# Another Opinion Thread (bows)



## aacosta (Dec 18, 2015)

Looking at upgrading bow after season, kinda narrowed down between Mission Mxr, Hoyt Torrex, Bear Divergent. Bare bow. I know i need to go handle and shoot these before final decision. Anyone own these or shot them? Just looking for opinions, pros/cons. Thanks


----------



## outdoorsaddict99 (Jul 9, 2016)

I have shot all 3, in my opinion the Torrex is the way to go. I live 3 miles from an archery shop and know me well enough to allow me to go in and fiddle around from time to time and I enjoy shooting different bows so I go frequently. The Torrex and MXR both shot very well, and in my opinion the bear didn't quite keep up in qualities (for me at least) . Both bows had good draw cycles but the MXR letoff and backwall was very squishy/spongy in comparison to the draw cycle, valley and solid backwall of the torrex. If I had to choose between those 3 the Torrex would come out on top. Not to mention its speed ratings are very respectable. The MXR just felt almost more like a beginner bow to me.


----------



## aacosta (Dec 18, 2015)

outdoorsaddict99 said:


> I have shot all 3, in my opinion the Torrex is the way to go. I live 3 miles from an archery shop and know me well enough to allow me to go in and fiddle around from time to time and I enjoy shooting different bows so I go frequently. The Torrex and MXR both shot very well, and in my opinion the bear didn't quite keep up in qualities (for me at least) . Both bows had good draw cycles but the MXR letoff and backwall was very squishy/spongy in comparison to the draw cycle, valley and solid backwall of the torrex. If I had to choose between those 3 the Torrex would come out on top. Not to mention its speed ratings are very respectable. The MXR just felt almost more like a beginner bow to me.


Thanks for the reply, great info. Nice that you've shot all 3. Will be testing out in February (birthday). Leaning towards the torrex xt from specs. Any other opinions around the same price range? Coming from a bear encounter 2012 model.


----------



## outdoorsaddict99 (Jul 9, 2016)

aacosta said:


> Thanks for the reply, great info. Nice that you've shot all 3. Will be testing out in February (birthday). Leaning towards the torrex xt from specs. Any other opinions around the same price range?
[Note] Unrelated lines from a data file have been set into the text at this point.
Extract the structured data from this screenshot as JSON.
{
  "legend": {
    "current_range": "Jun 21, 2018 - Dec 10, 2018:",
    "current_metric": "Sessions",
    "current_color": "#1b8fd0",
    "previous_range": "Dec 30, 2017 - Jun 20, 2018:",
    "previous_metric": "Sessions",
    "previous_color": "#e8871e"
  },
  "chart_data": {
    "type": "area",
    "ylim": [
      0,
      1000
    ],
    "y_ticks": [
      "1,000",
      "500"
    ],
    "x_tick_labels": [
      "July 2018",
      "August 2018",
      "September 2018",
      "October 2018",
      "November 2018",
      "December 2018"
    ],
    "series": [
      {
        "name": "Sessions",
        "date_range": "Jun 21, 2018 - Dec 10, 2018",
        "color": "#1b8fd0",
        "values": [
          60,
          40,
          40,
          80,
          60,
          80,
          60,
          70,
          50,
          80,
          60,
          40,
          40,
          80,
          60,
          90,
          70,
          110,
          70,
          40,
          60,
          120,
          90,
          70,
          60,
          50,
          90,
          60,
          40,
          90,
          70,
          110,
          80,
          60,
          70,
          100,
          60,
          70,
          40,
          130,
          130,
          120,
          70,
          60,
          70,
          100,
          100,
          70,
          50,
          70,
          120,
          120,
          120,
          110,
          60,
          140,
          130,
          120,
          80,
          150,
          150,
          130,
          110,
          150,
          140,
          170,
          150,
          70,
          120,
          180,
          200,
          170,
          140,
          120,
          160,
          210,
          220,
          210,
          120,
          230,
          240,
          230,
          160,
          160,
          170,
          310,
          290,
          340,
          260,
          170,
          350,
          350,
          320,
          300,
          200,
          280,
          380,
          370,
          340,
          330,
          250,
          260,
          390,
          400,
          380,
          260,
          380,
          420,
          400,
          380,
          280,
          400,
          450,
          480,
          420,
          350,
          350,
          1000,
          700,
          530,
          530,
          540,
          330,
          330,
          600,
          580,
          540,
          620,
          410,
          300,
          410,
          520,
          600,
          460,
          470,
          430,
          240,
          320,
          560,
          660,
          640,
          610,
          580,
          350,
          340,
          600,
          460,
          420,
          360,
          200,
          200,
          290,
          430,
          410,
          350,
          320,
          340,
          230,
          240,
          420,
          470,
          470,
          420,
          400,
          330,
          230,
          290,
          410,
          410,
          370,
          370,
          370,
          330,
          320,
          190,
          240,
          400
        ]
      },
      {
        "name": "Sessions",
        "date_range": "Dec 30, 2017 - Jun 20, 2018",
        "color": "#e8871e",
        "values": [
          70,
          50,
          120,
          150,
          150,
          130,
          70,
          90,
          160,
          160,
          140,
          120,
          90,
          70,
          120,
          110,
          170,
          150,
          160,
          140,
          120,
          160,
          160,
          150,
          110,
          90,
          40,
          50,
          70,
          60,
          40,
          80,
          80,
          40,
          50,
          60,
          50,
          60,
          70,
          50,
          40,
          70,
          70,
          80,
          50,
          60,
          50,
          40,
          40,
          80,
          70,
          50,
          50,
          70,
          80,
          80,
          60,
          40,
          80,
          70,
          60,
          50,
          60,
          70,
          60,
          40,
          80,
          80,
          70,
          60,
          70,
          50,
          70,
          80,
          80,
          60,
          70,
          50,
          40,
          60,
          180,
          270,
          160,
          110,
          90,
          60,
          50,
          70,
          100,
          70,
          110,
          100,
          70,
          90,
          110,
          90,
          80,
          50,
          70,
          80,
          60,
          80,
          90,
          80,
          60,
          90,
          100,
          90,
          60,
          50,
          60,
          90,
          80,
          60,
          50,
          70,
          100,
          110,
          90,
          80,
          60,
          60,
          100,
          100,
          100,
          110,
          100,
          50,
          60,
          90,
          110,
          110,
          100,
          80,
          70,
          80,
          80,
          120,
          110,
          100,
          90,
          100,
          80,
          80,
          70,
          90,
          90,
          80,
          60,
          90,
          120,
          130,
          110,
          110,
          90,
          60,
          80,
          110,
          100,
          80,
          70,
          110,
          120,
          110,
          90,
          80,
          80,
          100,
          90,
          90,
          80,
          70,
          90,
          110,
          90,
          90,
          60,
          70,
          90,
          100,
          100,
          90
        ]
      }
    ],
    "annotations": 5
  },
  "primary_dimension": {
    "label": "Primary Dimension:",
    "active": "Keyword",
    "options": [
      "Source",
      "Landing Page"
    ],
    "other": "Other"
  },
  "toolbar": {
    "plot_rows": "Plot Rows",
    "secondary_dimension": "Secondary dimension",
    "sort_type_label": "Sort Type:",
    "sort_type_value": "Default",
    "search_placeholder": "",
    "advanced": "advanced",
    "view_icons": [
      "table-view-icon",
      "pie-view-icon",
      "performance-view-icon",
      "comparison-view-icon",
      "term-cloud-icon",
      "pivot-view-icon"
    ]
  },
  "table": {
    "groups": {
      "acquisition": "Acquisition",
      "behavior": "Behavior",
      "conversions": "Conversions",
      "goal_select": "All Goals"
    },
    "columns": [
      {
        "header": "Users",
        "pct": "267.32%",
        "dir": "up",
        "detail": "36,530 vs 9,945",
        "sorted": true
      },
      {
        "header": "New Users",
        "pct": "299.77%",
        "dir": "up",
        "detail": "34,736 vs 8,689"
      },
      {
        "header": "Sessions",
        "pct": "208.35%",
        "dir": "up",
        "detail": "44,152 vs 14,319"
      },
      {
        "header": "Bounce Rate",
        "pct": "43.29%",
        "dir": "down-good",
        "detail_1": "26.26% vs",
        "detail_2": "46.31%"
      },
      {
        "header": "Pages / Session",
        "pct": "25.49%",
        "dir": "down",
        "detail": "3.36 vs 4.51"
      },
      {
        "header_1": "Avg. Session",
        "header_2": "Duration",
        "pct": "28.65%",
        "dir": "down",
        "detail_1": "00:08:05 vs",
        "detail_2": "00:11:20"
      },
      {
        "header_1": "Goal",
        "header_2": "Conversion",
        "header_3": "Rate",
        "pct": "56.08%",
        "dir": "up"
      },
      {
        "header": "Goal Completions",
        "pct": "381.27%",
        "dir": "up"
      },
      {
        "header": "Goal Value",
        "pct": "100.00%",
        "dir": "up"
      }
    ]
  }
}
Coming from a bear encounter 2012 model.


I really like how the PSE bruteNXT shoots, very similar price range as well. that would be a close toss up for me to decide. I shoot tons and tons of bows every year, as well as buy and sell used bows/Do bow work for people out of my home "shop".


----------



## outdoorsaddict99 (Jul 9, 2016)

You just might like the mission MXR because the draw feels and shoots similarly to the draw cycle of the Encounter, obviously the grip is different and the weight balance is different, but the draw cycle feels similar to the encounters from my standpoint. In the end they are all good bows for the price range they fall into, Don't get me wrong.


----------



## aacosta (Dec 18, 2015)

Thanks, this is a helpful starting point. Once i get them "in hand" ill have a better idea.


----------